殷禮吾能言之、宋不足徴也。文獻不足故也。 
(八佾第三、仮名論語二七頁)

〔注釈〕(先師が言われた)「私は殷の礼の話をよくするが、宋(殷の子孫の国)には証拠だてるものが足りない。それはこれを伝える書物がなく人物もいないからだ」  会長 目黒泰禪

 周の武王は殷(いん)の紂王(ちゅうおう)を討ち殷王朝を滅ぼしたが、武王の子成王(せいおう)は紂王の異母兄である微子(びし)啓(けい)を宋に封じて、殷の先祖を祀らせた。微子は暴君の紂王を諫めた殷の三仁の一人で、孔子の遠祖と言われる。殷王朝末裔の孔子でさえ、「殷(いん)の禮(れい)は吾(われ)能(よ)く之(これ)を言(い)えども、宋(そう)は徴(しるし)とするに足(た)らざるなり。文獻(ぶんけん)足(た)らざるが故(ゆえ)なり」(八佾篇)と言われた。殷の礼制について話すことはできるが、殷の子孫の国である宋の制度からそれを論証することができない。その制度を伝える「文(ぶん)」(記録、書物)もなく、またそれを語り継ぐ「献(けん)」(賢人、古老)もいないからである。「文献足らざる(文献(ぶんけん)不足(ぶそく))」ために私の話すことを正しいと証明できない、と孔子は嘆かれた。国破れ滅びるということはそういうことである。中国のような易姓革命の国では尚のこと、たとえ国土が残ったとしても「文献不足」は免れない。戦後の日本は正にそうである。

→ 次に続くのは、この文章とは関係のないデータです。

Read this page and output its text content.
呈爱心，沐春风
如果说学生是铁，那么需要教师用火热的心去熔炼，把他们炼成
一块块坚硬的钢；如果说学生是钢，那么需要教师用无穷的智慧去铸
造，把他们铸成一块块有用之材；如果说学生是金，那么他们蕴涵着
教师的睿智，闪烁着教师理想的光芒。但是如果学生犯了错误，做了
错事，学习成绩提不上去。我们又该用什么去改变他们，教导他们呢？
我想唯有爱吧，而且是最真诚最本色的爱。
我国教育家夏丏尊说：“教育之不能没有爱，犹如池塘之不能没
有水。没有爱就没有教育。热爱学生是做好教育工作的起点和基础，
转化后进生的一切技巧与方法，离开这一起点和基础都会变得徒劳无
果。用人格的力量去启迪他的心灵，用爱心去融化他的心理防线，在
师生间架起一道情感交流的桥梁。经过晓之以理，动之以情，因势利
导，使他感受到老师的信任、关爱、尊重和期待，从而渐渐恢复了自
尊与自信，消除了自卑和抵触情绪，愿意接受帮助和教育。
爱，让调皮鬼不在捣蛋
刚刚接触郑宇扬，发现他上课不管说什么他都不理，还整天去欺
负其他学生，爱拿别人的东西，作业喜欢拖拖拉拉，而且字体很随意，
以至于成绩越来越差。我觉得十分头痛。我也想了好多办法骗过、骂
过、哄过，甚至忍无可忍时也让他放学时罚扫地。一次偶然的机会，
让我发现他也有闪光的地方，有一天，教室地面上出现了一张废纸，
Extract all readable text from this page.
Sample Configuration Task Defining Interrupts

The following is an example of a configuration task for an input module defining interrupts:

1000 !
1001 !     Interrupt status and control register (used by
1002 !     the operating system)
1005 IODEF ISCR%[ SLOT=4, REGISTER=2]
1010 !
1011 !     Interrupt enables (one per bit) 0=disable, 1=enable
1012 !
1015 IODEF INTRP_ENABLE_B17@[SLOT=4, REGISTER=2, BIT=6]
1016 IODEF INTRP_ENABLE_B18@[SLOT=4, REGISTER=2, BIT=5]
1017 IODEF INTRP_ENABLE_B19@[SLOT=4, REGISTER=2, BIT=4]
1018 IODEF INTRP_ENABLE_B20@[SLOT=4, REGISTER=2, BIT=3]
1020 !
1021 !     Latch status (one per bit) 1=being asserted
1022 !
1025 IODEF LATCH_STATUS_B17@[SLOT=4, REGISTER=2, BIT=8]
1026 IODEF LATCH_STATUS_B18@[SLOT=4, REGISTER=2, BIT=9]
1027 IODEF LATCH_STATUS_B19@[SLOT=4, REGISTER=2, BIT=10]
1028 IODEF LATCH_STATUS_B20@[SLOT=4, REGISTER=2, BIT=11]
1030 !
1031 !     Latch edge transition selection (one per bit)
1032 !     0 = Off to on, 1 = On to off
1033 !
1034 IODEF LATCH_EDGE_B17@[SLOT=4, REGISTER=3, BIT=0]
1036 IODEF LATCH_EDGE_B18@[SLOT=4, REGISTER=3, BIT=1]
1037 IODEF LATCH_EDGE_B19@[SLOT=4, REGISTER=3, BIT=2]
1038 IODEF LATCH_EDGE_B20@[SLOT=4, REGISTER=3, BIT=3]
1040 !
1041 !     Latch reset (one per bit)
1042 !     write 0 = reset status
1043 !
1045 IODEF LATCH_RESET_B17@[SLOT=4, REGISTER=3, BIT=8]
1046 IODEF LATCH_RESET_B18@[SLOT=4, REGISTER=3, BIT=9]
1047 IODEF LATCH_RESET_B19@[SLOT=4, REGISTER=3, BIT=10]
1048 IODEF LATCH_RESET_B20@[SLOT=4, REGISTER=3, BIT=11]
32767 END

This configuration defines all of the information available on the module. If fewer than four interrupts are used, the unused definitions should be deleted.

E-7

 GHQ(連合国軍最高司令官総司令部)の「戦争についての罪悪感を日本人の心に植え付けるための宣伝計画(ウォー・ギルト・インフォメーション・プログラム、WGIP)」によって、世界に冠たる日本の国体、古来持っていた日本人の美徳、志ある日本の先賢先達、神々も我々も森羅万象すべて同胞(はらから)という信仰をも含めての信念が揺らいでゆく。周到に準備されたWGIPによって、自虐的に日本という国家を観るようになって行く。江藤淳の言を借りれば、「そればかりでない。いったんこの検閲と宣伝計画の構造が、日本の言論機関と教育体制に定着され、維持されるようになれば、CCD(米軍民間検閲支隊)が消滅し、占領が終了したのちになっても、日本人のアイデンティティと歴史への信頼は、いつまでも内部崩壊をつづけ、また同時にいつ何時でも国際的検閲の脅威に曝され得る」(『閉ざされた言語空間-占領軍の検閲と戦後日本-』より)のである。WGIPの狙い通り、日本は昭和二十七年(一九五二年)四月二十八日サンフランシスコ講和条約の発効により国家主権を回復した後も、日本の思想と文化を日本人自らで崩壊しつづけ、この歩みを止められない。団塊の世代の我々はその時代の真っ直中にあった。

 このような国の有様を憂えた東京帝国大学平泉澄(きよし)博士は、中学生のために「父祖の辛苦と功業とを子孫に伝え、子孫もまたこの精神を継承して進むことを期待しつつ」と『少年日本史』(講談社学術文庫から『物語日本史』と改題して出版)の筆を執られた。また北海道大麻(おおあさ)高等学校の上田三三生(ささお)校長先生は、全校集会で日本の先人の心と生き方に学ぶとする人物講話を続けてこられた。後、講話を中学生・高校生のためにと一冊の本にまとめて出版されたのが『日本人の系譜』(自由広報センター発行)である。致仕の団塊の世代もまた、「文」をもって「献」となり、次の世代に語り継がねばならない。